Both that, and another today is impossible to prove. But finding competent people is certainly interesting. So, historian, professor Akim Arutyunov in his research works, based on biographical documents, debunks the myth that Inessa Armand and Vladimir Ulyanov in 1903 had a common child - a boy Andrei. The researcher proves that Armand and Ulyanov first met only in the spring of 1909 in Paris and did not know each other before. The myth about the boy Andrei wandered around Europe for a very long time, often being the source of all sorts of scandals and speculations. In part, this was facilitated by the special care shown for Andrei by Lenin himself, and then by the Soviet government. He received a higher education, worked as an engineer at the Gorky Automobile Plant, Guard Captain Andrei Armand died in 1944 in the battles near Moscow.
Some researchers attribute paternity to Lenin in relation to the sixth and last child of Inessa Armand - Alexander Steffan, who was born in Germany, the Germans are proud of this myth, support and cultivate it in every possible way.

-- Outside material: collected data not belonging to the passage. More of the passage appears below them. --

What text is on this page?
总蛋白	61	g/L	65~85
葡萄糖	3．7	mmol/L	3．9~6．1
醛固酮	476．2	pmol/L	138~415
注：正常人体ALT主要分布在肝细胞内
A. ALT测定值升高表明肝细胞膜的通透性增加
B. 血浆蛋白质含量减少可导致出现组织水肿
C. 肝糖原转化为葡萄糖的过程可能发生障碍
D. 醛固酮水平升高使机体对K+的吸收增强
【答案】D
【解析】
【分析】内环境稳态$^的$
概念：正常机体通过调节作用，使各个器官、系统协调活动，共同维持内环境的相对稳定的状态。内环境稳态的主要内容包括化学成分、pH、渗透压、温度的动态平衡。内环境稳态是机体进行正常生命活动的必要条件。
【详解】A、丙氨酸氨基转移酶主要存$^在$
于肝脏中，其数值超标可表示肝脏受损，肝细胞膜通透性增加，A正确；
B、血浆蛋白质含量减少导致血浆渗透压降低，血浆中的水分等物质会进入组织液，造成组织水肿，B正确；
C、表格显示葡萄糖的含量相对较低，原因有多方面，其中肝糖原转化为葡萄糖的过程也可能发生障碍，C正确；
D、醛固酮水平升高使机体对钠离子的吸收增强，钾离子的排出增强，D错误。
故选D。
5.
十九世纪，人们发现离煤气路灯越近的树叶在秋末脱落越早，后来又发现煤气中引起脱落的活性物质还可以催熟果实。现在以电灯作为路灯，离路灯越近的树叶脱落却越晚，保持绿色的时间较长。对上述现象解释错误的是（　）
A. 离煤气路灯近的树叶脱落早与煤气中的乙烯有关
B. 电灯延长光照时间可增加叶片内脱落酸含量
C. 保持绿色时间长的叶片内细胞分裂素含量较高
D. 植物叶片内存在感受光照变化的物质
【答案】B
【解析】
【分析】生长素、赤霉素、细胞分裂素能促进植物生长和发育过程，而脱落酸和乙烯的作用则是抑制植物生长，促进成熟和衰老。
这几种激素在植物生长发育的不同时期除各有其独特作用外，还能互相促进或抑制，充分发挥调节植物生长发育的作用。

The leader of the world proletariat, according to some biographers, could well have been the father of the twins born to Clara Zetkin: they had a close relationship. Now it is impossible to either confirm or deny.
"Spicy" diagnoses
The most compelling arguments in support of the version that Lenin never had and could not have either relatives or side children were presented by well-known foreign and domestic doctors: German doctors A. Strumpel, O. Bumke, Soviet doctors - P. Osipov, Y. Lopukhin and others. They made public the facts that in his youth Vladimir Ulyanov had been ill with serious ailments. His wife, Nadezhda Krupskaya, was also ill; she suffered from Graves' disease.
They were both sterile. But the most intriguing diagnosis, which German neurologists made to Lenin and which was carefully hidden in the USSR for many years, is cerebral vascular syphilis complicated by gonorrheal infection. This version was put forward by the well-known specialist in the history of medicine Ponter Hesse. "Spicy" diagnoses, in his opinion, were the direct cause of the infertility of the head of the first Soviet government. It was these diseases, and not the enemy bullet Kaplan and the subsequent paralysis, which so early carried the great leader to the grave, who left no heirs behind him, except for ideological ones.